Lab automation is becoming more important, which has implications for the skills that undergraduates should acquire. Slater says that chemists need to have practical skills. However, ‘if anyone asks anybody what we should be teaching our students about chemistry, coding would be the first thing they answer’. For coding current automated systems, it is important to have a working knowledge of Python and other programming languages. The University of Bristol in the UK offers a degree program in chemistry and scientific computing. There are more likely to be offered.

However, what is most important for undergraduates is lab automation exposure, Schneider says. Many companies claim that their platforms will soon offer user-friendly interfaces that allow anyone to set up experiments.

Although robots are not yet coming to your job, they may in the future. However, advanced artificial intelligence and automation could make it possible. “In about 10-20 years, I can see that models with AI will be available. This is where you send a request and the web server executes the chemistry you have specified. You then get a response. Bourne says that it all happens in a few hours and is fully automated.

It is possible that we are already close to being there. IBM Research Europe and Chemspeed created RoboRXN in 2020. This automated chemical synthesis platform combines IBM’s predictive retrosynthesis model with an automated robotic system to create molecules remotely. Simply type the chemical you want to synthesize and the combination of AI, cloud technology, and chemistry automation will do the rest. AI models have been trained to recognize the right sequence of operations for a particular target molecule.

Others labs use a combination deep learning and automation to decide which experiments to conduct. An AI-powered robot called Eve was developed by scientists from the Universities of Manchester and Aberystwyth in the UK. It identified triclosan, a common toothpaste ingredient, as an anti-malarial drug potential. Eve used a yeast-based method to generate and test hypotheses, and then ran follow-up high-throughput experiments in order to identify molecules that could target a malaria parasite enzyme.

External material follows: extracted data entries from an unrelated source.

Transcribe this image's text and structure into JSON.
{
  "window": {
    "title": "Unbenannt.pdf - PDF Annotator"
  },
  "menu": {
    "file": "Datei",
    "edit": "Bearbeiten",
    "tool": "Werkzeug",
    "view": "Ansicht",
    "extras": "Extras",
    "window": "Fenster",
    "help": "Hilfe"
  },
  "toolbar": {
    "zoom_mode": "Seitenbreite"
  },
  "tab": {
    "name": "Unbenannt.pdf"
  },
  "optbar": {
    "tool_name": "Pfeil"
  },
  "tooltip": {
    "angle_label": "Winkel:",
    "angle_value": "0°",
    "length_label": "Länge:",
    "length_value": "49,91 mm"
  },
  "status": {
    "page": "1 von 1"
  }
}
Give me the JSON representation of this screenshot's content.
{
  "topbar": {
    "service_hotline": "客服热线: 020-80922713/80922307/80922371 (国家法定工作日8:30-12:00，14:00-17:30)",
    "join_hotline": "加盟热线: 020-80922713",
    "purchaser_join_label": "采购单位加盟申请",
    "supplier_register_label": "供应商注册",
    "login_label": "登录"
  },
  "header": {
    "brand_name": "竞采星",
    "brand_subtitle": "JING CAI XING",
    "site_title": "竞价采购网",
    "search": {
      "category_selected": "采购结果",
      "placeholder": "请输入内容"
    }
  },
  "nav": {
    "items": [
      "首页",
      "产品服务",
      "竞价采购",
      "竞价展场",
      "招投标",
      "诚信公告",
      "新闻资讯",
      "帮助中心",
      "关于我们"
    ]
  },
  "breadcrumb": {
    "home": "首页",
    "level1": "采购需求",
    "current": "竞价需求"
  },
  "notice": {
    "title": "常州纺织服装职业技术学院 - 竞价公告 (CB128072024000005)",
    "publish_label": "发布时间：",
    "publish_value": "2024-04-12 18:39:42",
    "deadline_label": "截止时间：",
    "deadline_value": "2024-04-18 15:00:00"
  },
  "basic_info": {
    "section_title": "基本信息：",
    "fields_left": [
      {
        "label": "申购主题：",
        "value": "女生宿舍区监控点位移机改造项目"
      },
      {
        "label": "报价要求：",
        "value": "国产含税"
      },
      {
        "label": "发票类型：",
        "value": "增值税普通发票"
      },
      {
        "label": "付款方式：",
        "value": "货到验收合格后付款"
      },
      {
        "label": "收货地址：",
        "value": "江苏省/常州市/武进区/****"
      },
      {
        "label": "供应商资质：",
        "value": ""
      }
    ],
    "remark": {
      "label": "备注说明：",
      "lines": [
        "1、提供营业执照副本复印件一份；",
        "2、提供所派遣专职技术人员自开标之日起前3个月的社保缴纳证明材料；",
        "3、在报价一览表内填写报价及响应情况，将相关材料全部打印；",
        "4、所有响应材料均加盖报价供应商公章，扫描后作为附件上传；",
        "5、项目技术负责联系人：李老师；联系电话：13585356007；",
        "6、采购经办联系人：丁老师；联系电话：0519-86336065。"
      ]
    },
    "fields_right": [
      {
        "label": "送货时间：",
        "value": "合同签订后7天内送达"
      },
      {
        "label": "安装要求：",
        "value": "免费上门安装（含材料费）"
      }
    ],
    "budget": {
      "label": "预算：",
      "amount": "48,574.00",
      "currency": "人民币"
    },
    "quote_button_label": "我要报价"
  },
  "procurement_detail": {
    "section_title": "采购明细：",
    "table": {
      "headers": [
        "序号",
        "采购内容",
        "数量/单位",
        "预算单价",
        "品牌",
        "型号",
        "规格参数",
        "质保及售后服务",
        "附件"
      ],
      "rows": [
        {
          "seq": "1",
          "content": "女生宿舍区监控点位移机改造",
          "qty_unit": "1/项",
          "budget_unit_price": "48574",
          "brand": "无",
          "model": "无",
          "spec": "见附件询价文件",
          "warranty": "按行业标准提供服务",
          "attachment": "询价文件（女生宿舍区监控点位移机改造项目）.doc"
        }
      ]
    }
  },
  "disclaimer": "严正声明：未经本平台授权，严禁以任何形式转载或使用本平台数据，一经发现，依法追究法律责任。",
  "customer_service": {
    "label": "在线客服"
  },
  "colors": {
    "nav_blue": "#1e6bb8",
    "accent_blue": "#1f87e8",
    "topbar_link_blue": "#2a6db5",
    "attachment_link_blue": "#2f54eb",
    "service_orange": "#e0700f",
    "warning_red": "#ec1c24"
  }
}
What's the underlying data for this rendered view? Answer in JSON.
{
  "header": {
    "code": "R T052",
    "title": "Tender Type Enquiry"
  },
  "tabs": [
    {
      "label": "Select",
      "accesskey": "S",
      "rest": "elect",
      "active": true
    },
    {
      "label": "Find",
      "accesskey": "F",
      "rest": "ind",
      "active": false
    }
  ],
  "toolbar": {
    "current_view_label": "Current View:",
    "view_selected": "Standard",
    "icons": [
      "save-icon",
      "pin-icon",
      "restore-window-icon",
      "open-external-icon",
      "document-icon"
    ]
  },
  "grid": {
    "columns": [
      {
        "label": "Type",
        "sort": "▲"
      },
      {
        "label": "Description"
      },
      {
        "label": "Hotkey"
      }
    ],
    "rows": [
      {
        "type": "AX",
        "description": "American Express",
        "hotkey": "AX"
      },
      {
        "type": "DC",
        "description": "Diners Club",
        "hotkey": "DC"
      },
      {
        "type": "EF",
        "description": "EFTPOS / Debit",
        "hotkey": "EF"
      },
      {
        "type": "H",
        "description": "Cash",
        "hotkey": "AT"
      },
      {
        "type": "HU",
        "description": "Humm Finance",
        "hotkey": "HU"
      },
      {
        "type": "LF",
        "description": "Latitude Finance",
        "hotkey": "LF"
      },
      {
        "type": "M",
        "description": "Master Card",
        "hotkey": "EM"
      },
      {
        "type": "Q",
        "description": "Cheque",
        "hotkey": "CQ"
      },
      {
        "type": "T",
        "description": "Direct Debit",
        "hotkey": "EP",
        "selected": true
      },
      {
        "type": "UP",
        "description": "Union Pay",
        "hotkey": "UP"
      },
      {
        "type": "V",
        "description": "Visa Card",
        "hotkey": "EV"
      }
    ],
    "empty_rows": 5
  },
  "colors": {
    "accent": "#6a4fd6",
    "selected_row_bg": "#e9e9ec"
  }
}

Andrew Cooper, University of Liverpool, published recent work by his mobile robot scientist, who can also beat the best PhD students, working 21 hours per day. A search algorithm is used to plan experiments, based on previous experiments. The robot discovered a new catalyst from 688 experiments over 8 days. The robot, weighing 400 kg, can be used in the laboratory alongside humans to access samples vials and use the same equipment and instruments as human scientists. It remains to be seen if such robot scientists are able to keep up with lab gossip.

“It feels like a turning moment where [automation]will be used more often,” says Slater. “I think these tools can be used in new, unexpected ways and will impact both the quality of science done and the kinds of advances that are made. But it’s not going solve all the problems that chemists face!”